I expect to be fired tomorrow.
I work for a small company owned by a man and wife. They’re both semi-retired. The husband returns from lunch smelling of alcohol and enjoys “checking” on my coworker and I. Given he’s drunk, I find this annoying. I admit I have an attitude about this and if I snap at him, I later apologize.
The husband also represents our company at trade shows where he turns into a surly, mean drunk, and makes inappropriate comments to customers. I haven’t quit because I like my job, my coworker and the wife, am well-compensated, have almost no commute time, and am worried about the coming recession.
Yesterday afternoon, the husband was drunk. He asked me questions about a project. I told him, “I’ve handled it.” He then told my coworker he had “just about had it” with my attitude problem. He told asked my coworker to tell me so. He also told my coworker, a man, that I apparently had a problem with men. All I said was “I’ve handled it.”
An hour later, the husband emailed me saying, “if you’re unhappy, you need to find another job.” Thirty minutes after that, he emailed me I “had overnight to decide if I wanted to stay here.”
The husband had a similar blowout with my predecessor and fired her. That’s how I ended up with my job. He’s also the type that gets angrier over time, and I’m thinking he’ll stew overnight and there won’t be anything I can say in the morning.
If I’m fired for a “bad attitude,” how do I address that in a job interview? I don’t want to give prospective employers a rundown on my boss’ alcoholism. How do others handle alcoholic bosses?
If you’re fired tomorrow, ask your coworker and the wife for positive letters of reference. These letters, along with how you interview, vouch for your work ethic, professionalism and attitude.
When a prospective employer asks for the name of your former supervisor, give the wife’s name. Suggest that the best time for a reference call is during the lunch hour or at another time you expect the husband to be out of the office or unable to answer the phone. If you have a performance review, include it with your resume. Employers trust performance reviews more than reference letters. In short, head off the negative reference you fear.
Don’t discuss the husband’s alcoholism. If you do, you show your willingness to trash a former employer, which reflects badly on you. If the prospective employer hears negative comments from the husband, your perspective employer will balance that with your references and the fact that you didn’t seize the opportunity to badmouth the husband.
Next, although the husband appears ninety percent of the problem, you own ten percent. While you maintain all you said was “I’ve handled it” and that you apologize whenever you snap, you likely show attitude in your voice tone and demeanor. If so, it’s understandable, but doesn’t give you or him a respectful foundation for an effective employer/employee relationship.

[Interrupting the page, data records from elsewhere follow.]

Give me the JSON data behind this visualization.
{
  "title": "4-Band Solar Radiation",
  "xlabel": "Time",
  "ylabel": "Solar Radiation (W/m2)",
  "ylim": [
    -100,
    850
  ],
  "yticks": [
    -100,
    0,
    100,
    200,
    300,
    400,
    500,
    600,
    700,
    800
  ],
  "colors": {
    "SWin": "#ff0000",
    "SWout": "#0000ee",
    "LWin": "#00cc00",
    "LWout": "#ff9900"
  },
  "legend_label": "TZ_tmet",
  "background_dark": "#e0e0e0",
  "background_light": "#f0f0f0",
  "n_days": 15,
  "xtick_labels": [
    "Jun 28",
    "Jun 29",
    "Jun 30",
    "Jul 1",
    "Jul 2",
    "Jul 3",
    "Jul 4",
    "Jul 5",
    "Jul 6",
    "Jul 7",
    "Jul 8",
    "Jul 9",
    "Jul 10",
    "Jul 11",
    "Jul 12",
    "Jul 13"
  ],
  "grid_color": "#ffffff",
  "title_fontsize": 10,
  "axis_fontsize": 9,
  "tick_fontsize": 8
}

If you stay, realize you can’t control your boss by how you respond to him, as alcohol abuse feeds on denial. Alcoholics rarely see the degree to which their drinking impacts their behavior, and your boss apparently projects blame onto you for your reaction, while ignoring how he triggers you.
Alcoholics have poor memories. When your boss tells you something, send him a follow-up email saying, “Just want to clarify the assignment you gave me. You’d like me to xxx. Please let me know if I misunderstood.” Alcoholics also have times during the day when it’s best not to engage with them. This doesn’t mean shoo them away, it means realize they’ve given up behavior control to a liquid drug.
Finally, you might want to leave sooner rather than later. An easily angered alcoholic boss can be dangerous to you, if he drives drunk and you’re a passenger or if he physically assaults you doing a confrontation. Better you find a new job now rather than later, particularly given the potential of a coming recession.